Как поучал своего друга тургеневский нигилист и естественник Базаров, «в чемодане осталось пустое место, и я кладу туда сено; так и в жизненном нашем чемодане: чем бы его ни набили, лишь бы пустоты не было». Именно ощущение «horror vacui» — страха пустоты — порождает пресловутое «hinc» и «nunc» — «здесь» и «теперь», низводя потребности человека (не исключая и интеллектуальные) до животного уровня, но оставляя этим потребностям возможность пользоваться только пустыми оболочками, на которых начертано «Бог», «Разум», «Духовность», «Христианство».
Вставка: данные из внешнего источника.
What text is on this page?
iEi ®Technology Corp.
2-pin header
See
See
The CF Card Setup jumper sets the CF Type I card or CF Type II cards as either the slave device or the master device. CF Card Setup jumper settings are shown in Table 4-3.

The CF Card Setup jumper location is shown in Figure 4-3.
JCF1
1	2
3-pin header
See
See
Еще «на заре человечества» поднебесный мудрец Лао Цзы говорил: «Из глины делают сосуды, но употребление сосудов зависит от пустоты в них» («Даодэцзин», 11). Христос же, неся людям благую весть о возможности вечной жизни, сжимает этот «китайский» постулат о пустоте в три слова: «блаженны нищие духом», то есть те, кто очистил и приготовил сосуд души своей для наполнения божественной истиной, не стремящиеся самодеятельно заполнить его всевозможными земными суррогатами. Потому-то «их есть Царствие Небесное». …Пустое знание изнуряет душу.
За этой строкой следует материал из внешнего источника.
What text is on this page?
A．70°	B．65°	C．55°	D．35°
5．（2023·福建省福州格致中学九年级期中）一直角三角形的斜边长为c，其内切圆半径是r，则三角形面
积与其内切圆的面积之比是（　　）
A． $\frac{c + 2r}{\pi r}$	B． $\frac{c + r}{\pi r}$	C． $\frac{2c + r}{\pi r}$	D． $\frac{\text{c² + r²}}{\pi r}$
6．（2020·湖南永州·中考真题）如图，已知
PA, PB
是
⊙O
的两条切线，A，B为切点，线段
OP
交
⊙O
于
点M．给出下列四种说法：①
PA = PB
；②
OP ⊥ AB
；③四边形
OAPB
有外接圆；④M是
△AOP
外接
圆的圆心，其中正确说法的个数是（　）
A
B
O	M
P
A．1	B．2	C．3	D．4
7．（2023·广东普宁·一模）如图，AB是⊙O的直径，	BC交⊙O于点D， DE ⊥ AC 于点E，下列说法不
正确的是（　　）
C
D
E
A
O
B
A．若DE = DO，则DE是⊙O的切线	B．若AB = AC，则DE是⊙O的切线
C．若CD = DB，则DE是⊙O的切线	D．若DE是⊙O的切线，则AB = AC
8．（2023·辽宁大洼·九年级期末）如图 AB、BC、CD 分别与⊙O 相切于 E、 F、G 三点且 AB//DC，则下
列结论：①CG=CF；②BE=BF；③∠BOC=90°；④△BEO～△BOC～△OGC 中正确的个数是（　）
В конце концов, не уподобляемся ли мы апостолу Фоме, изрекшему: «Если не увижу на руках Его ран от гвоздей, и не вложу перста моего в эти раны и ребра Его, — не поверю». Соделав же сие, Фома воскликнул: «Господь мой и Бог мой!» Иисус сказал ему: «Ты поверил, потому что увидел Меня; блаженны не видевшие и уверовавшие» (Ин.20. 25−29). Ибо, по слову святителя Феофана Затворника, «всесторонняя немощь, себя сознающая и с верою прибегшая к Господу, крепнет умом и нравом, продолжая, однако, сознавать и скудоумие, и худонравие свое. Сила же Божия, совершаясь в немощи, созидает незримо иную личность, светлую умом и нравом, которая в свое время становится явною иногда еще здесь, но всегда — там. Вот что сокрыто от премудрых и разумных и открывается только младенцам».
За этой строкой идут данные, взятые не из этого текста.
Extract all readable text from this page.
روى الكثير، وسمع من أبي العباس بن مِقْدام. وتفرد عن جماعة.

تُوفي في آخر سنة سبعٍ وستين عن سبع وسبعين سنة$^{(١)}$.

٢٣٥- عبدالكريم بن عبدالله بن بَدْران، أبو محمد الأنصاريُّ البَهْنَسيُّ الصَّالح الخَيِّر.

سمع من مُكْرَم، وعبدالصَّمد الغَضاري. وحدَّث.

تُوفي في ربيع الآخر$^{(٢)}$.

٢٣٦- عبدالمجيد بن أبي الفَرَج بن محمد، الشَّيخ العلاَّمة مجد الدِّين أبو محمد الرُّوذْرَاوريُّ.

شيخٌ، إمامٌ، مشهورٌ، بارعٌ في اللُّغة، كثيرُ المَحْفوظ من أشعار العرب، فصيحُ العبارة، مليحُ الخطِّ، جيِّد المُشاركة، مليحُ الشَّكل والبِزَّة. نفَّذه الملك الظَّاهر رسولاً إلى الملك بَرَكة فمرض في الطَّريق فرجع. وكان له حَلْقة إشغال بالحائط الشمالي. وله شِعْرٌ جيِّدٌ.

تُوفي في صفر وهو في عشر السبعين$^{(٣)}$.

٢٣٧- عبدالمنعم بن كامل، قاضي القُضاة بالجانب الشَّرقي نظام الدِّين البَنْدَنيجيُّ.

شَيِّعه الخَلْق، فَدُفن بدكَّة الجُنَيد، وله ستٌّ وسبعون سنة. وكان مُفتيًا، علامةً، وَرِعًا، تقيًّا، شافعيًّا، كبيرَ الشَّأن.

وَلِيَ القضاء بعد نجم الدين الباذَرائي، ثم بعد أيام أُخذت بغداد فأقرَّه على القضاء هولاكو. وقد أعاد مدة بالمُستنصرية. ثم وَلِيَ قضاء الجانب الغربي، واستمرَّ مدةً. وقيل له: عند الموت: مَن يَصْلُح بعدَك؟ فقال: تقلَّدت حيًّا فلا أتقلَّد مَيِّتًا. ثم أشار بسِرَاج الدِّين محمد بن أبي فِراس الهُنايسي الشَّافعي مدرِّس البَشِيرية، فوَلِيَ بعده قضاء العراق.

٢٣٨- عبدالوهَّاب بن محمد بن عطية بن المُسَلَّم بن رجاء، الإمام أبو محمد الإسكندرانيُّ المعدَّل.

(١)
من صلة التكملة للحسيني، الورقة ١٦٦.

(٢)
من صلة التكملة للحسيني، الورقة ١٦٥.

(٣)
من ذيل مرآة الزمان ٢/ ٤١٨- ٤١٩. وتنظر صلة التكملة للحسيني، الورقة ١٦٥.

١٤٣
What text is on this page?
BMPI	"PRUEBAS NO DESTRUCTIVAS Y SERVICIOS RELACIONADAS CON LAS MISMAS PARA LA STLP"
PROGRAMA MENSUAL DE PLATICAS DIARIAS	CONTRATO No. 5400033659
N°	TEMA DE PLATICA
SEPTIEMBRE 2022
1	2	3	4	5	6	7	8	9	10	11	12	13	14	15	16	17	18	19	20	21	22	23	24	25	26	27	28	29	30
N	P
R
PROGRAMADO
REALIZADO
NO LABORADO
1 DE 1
Вот почему, по мысли святых отцов, для всякого, желающего понять Православие как исток и сердцевину христианства, есть только один способ — прямой опыт православный. Здесь необходимо вспомнить о таком «инструменте» воссвязи с Богом, как молитва, которая является единственным средством нашего живого общения с Тем, Кто «иже везде сый и вся исполняяй» (то есть Который существует везде и все Собою наполняет). По Григорию Паламе, «добродетель молитвы совершает таинство единения с Богом, и она есть связь разумных тварей с Творцом». Ближайший (по времени) пример такого единения — наш преподобный Серафим Саровский с его тысячедневным (и нощным) молитвенным бдением, позволившим ему стяжать энергию Святого Духа.
Нам же, дерзнувшим рассуждать о том, что «еще не открылось», остается сокрушаться о себе вслед за безымянным иноком, который покаянно писал: «Вем бо и аз свою скудость, и зазираем бываю совестию и худоумием своим; паче же греха ради моего многа тягостно ми сие великое дело есть».